Configuration

Chiltepin uses YAML configuration files to specify a collection of resources for use during workflow execution. Each resource in the configuration describes a pool of computational resources to which tasks can be submitted for execution.

Overview

Resources can be:

Local: Your laptop or workstation
HPC systems: Accessed through job schedulers like Slurm or PBS Pro
Remote systems: Accessed through Globus Compute endpoints

The configuration file defines named resources, where each resource represents a pool of nodes and/or cores on which tasks can be executed.

Basic Structure

A Chiltepin configuration file contains one or more named resource definitions:

resource-name-1:
  provider: "slurm"
  partition: "compute"
  cores_per_node: 4
  nodes_per_block: 2
  # ... additional options

resource-name-2:
  endpoint: "uuid-of-globus-compute-endpoint"
  mpi: True
  max_mpi_apps: 4
  # ... additional options

Understanding Resource Configuration

Three key options determine how resources are accessed and used:

Provider: How Resources Are Acquired

The provider option specifies how computational resources for running your workflow are obtained:

"localhost" - Use CPU resources on the current machine
"slurm" - Obtain a pool of resources via a Slurm scheduler pilot job
"pbspro" - Obtain a pool of resources via a PBS Pro scheduler pilot job

When using HPC providers (Slurm or PBS Pro), you can specify scheduler-specific options like partition, queue, account, and walltime.

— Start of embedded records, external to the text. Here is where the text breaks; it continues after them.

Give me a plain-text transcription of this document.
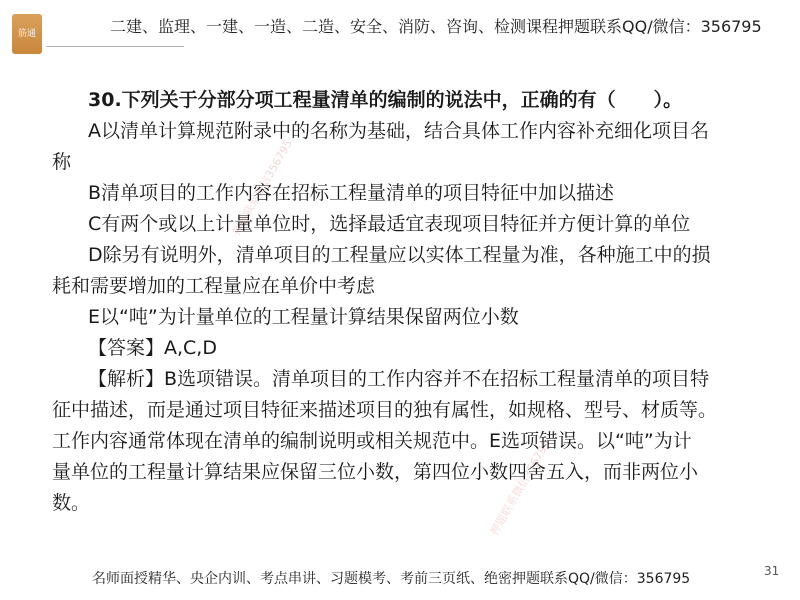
筋通	二建、监理、一建、一造、二造、安全、消防、咨询、检测课程押题联系QQ/微信：356795
押题联系微信356795
押题联系微信356795
30.下列关于分部分项工程量清单的编制的说法中，正确的有（　　）。
A以清单计算规范附录中的名称为基础，结合具体工作内容补充细化项目名
称
B清单项目的工作内容在招标工程量清单的项目特征中加以描述
C有两个或以上计量单位时，选择最适宜表现项目特征并方便计算的单位
D除另有说明外，清单项目的工程量应以实体工程量为准，各种施工中的损
耗和需要增加的工程量应在单价中考虑
E以“吨”为计量单位的工程量计算结果保留两位小数
【答案】A,C,D
【解析】B选项错误。清单项目的工作内容并不在招标工程量清单的项目特
征中描述，而是通过项目特征来描述项目的独有属性，如规格、型号、材质等。
工作内容通常体现在清单的编制说明或相关规范中。E选项错误。以“吨”为计
量单位的工程量计算结果应保留三位小数，第四位小数四舍五入，而非两位小
数。
名师面授精华、央企内训、考点串讲、习题模考、考前三页纸、绝密押题联系QQ/微信：356795	31
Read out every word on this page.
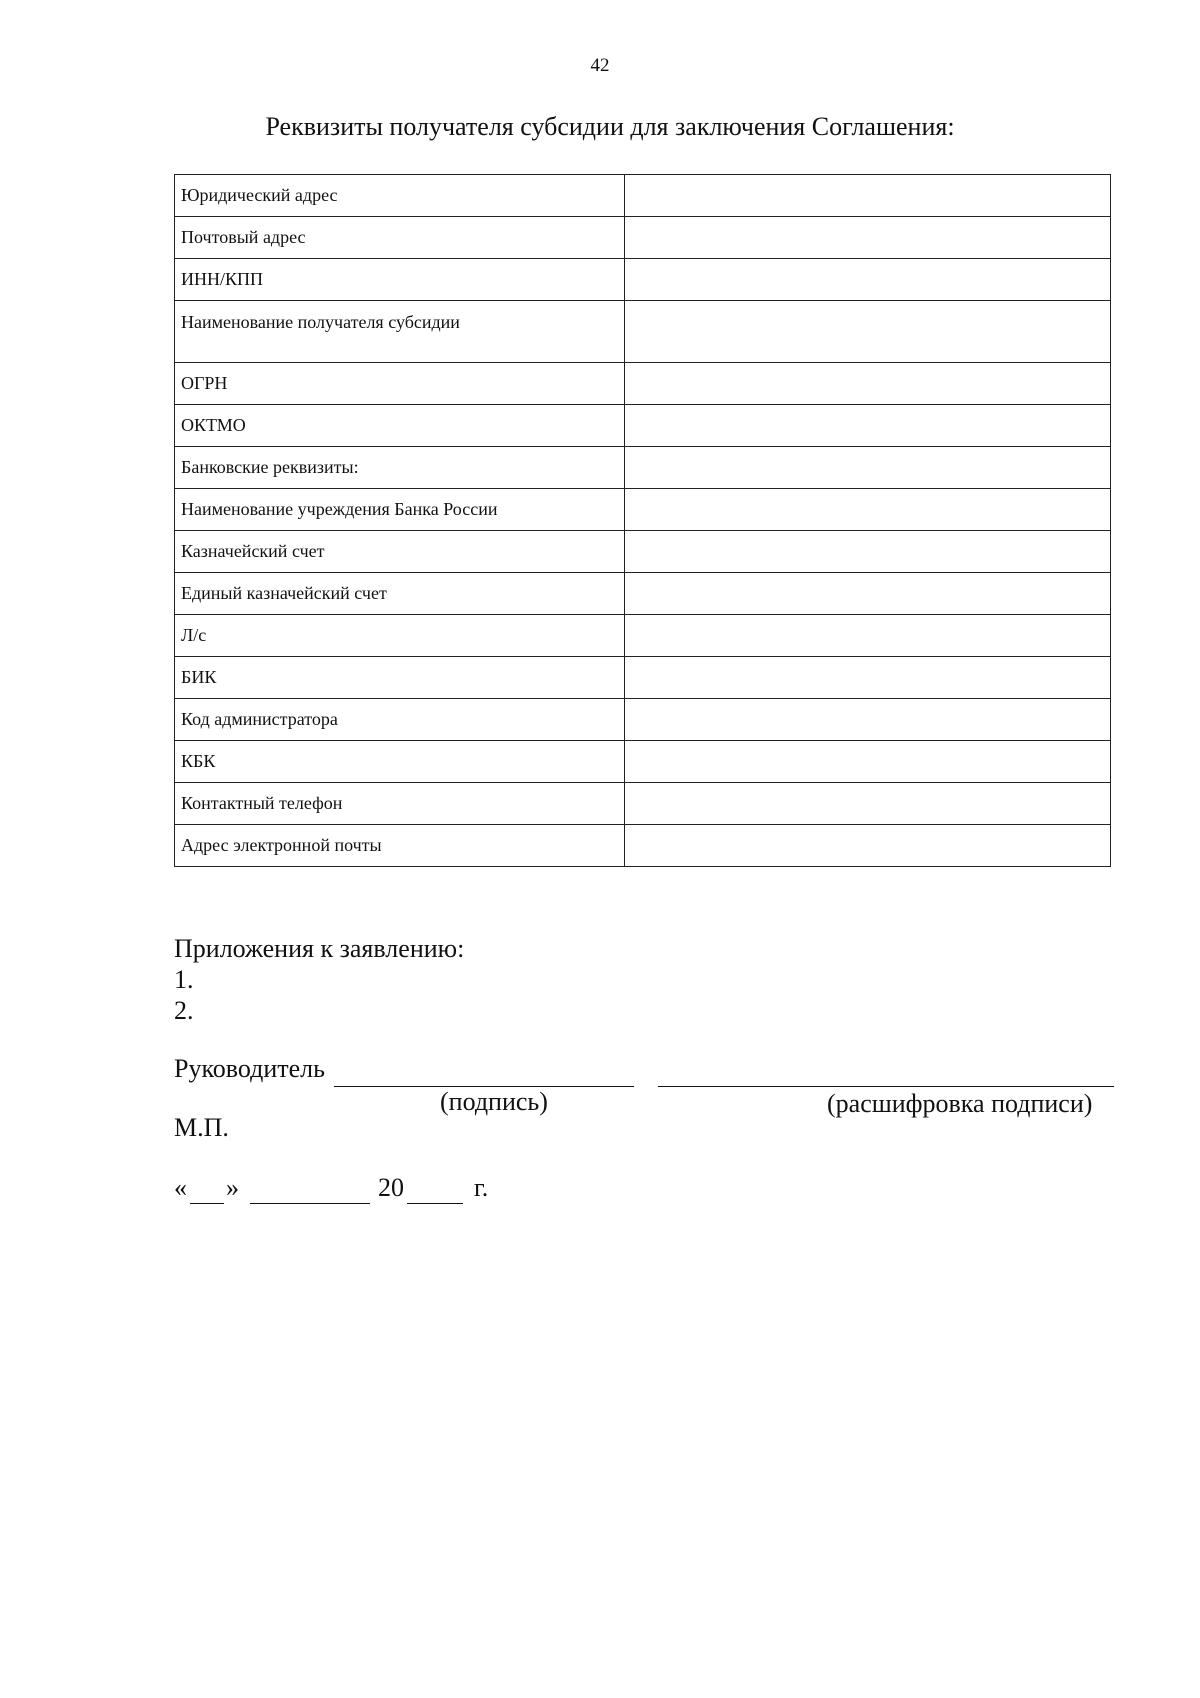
42
Реквизиты получателя субсидии для заключения Соглашения:
Юридический адрес	
Почтовый адрес	
ИНН/КПП	
Наименование получателя субсидии	
ОГРН	
ОКТМО	
Банковские реквизиты:	
Наименование учреждения Банка России	
Казначейский счет	
Единый казначейский счет	
Л/с	
БИК	
Код администратора	
КБК	
Контактный телефон	
Адрес электронной почты	
Приложения к заявлению:
1.
2.
Руководитель
(подпись)	(расшифровка подписи)
М.П.
« »	20	г.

Endpoint: Remote Resource Access

The endpoint option specifies a Globus Compute endpoint UUID for accessing remote resources:

remote-hpc:
  endpoint: "12345678-1234-1234-1234-123456789abc"
  mpi: True
  provider: "slurm"
  partition: "gpu"

When an endpoint is specified, tasks are sent to the remote system via Globus Compute. All other configuration options (provider, mpi, etc.) are passed to the endpoint’s configuration template (created automatically by Chiltepin when an endpoint is configured) to describe the resource pool on the remote system.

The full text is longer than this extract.